Politiker diskutieren, ob Rossing Geld für Ausbau von Eishalle und Salzmann bekommt

Wie geht es weiter? Unser Archivbild zeigt leere Ränge in der Kasseler Eissporthalle.

kassel. Nach dem Aus für die Multihalle in Bettenhausen suchen die Beteiligten nach Wegen, um die Kasseler Eissporthalle und das vom Verfall bedrohte Industriedenkmal Salzmann langfristig zu sichern.

Dessen Eigentümer Dennis Rossing prüft, ob sich in dem Salzmann-Gebäude auch ohne Arena ein technisches Rathaus für die städtische Bauverwaltung wirtschaftlich umsetzen lässt. Ein Planungskonzept für die Eissporthalle soll zudem klären, wie das in die Jahre gekommene Gebäude saniert und für Veranstaltungen ausgebaut werden kann. „Wir sitzen da dran“, sagt Architekt Hans-Uwe Schultze. Rossing hat die Halle bis Mai 2011 von Eigentümer Simon Kimm gepachtet.

In der vergangenen Woche hat Oberbürgermeister Bertram Hilgen (SPD) die Fraktionsspitzen über den Stand der Dinge informiert. Bei einem weiteren Treffen Ende Oktober sollen konkrete Zahlen auf dem Tisch liegen.

Die CDU befürchtet, dass die für die Multifunktionshalle auf dem Salzmann-Gelände vorgesehenen elf Millionen Euro der Stadt auch künftig fließen sollen. „Doch wir bekommen nicht die Halle, die wir eigentlich wollten“, sagt Fraktionschef Dr.

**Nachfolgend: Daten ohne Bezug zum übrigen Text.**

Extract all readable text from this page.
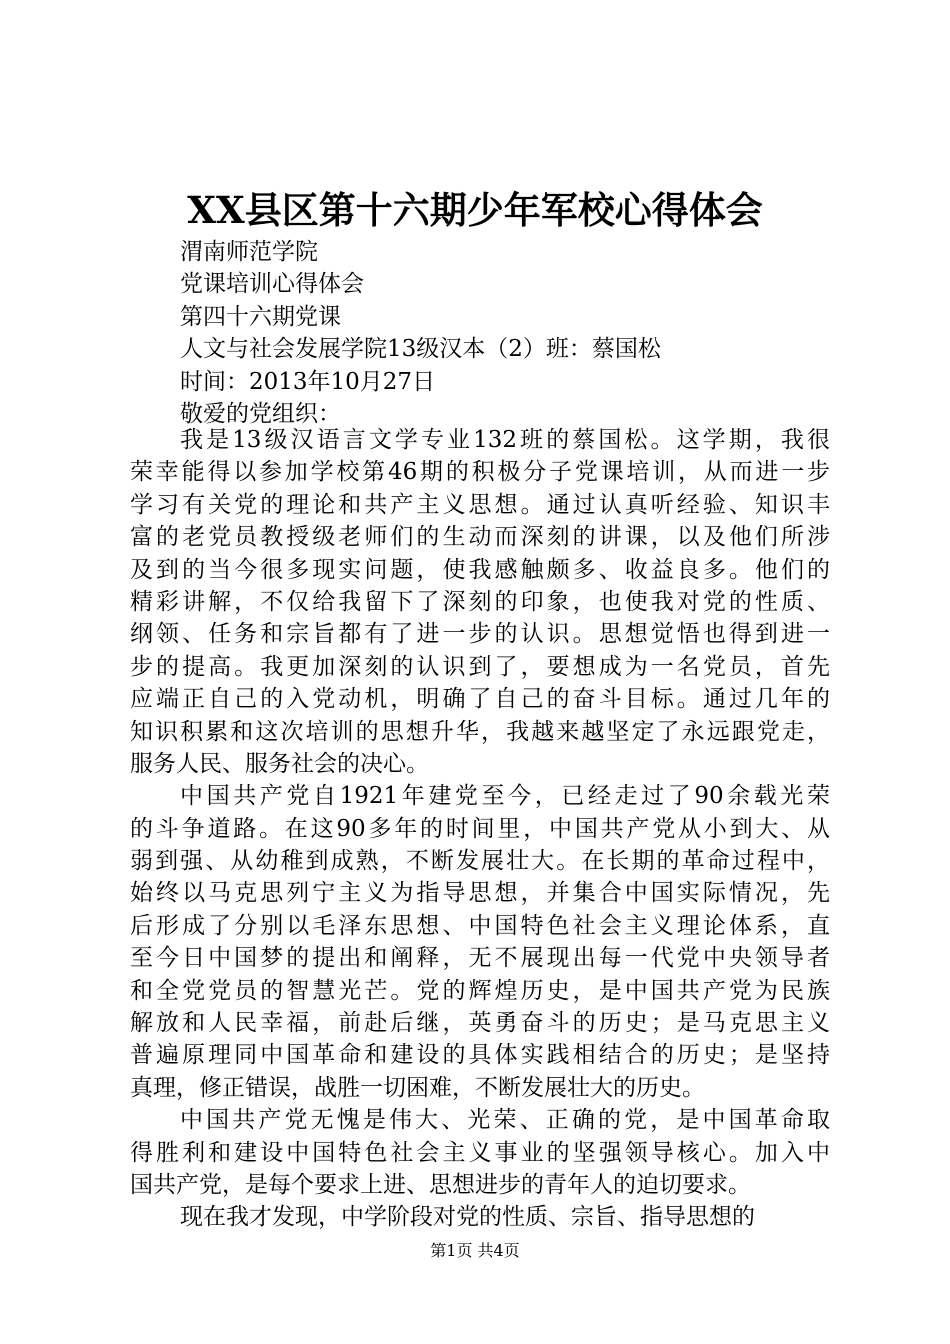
XX县区第十六期少年军校心得体会
渭南师范学院
党课培训心得体会
第四十六期党课
人文与社会发展学院13级汉本（2）班：蔡国松
时间：2013年10月27日
敬爱的党组织：
我是13级汉语言文学专业132班的蔡国松。这学期，我很
荣幸能得以参加学校第46期的积极分子党课培训，从而进一步
学习有关党的理论和共产主义思想。通过认真听经验、知识丰
富的老党员教授级老师们的生动而深刻的讲课，以及他们所涉
及到的当今很多现实问题，使我感触颇多、收益良多。他们的
精彩讲解，不仅给我留下了深刻的印象，也使我对党的性质、
纲领、任务和宗旨都有了进一步的认识。思想觉悟也得到进一
步的提高。我更加深刻的认识到了，要想成为一名党员，首先
应端正自己的入党动机，明确了自己的奋斗目标。通过几年的
知识积累和这次培训的思想升华，我越来越坚定了永远跟党走，
服务人民、服务社会的决心。
中国共产党自1921年建党至今，已经走过了90余载光荣
的斗争道路。在这90多年的时间里，中国共产党从小到大、从
弱到强、从幼稚到成熟，不断发展壮大。在长期的革命过程中，
始终以马克思列宁主义为指导思想，并集合中国实际情况，先
后形成了分别以毛泽东思想、中国特色社会主义理论体系，直
至今日中国梦的提出和阐释，无不展现出每一代党中央领导者
和全党党员的智慧光芒。党的辉煌历史，是中国共产党为民族
解放和人民幸福，前赴后继，英勇奋斗的历史；是马克思主义
普遍原理同中国革命和建设的具体实践相结合的历史；是坚持
真理，修正错误，战胜一切困难，不断发展壮大的历史。
中国共产党无愧是伟大、光荣、正确的党，是中国革命取
得胜利和建设中国特色社会主义事业的坚强领导核心。加入中
国共产党，是每个要求上进、思想进步的青年人的迫切要求。
现在我才发现，中学阶段对党的性质、宗旨、指导思想的
第1页 共4页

Norbert Wett zu den neuen Plänen. Für SPD, Grüne und FDP ist dagegen klar, dass die elf Millionen an die Multihalle gekoppelt sind und die Zusage hinfällig ist.

Dennoch ist das Thema nicht vom Tisch. Aus Sicht der SPD sollte die Stadt grundsätzlich über eine Anschubfinanzierung für Salzmann nachdenken. Schließlich gehe es darum, das Industriedenkmal zu retten und damit die Entwicklung Bettenhausens voranzubringen, sagt der stellvertretende Fraktionschef, Christian Geselle. Die Stadt könne zum Beispiel die Erschließungskosten mittragen.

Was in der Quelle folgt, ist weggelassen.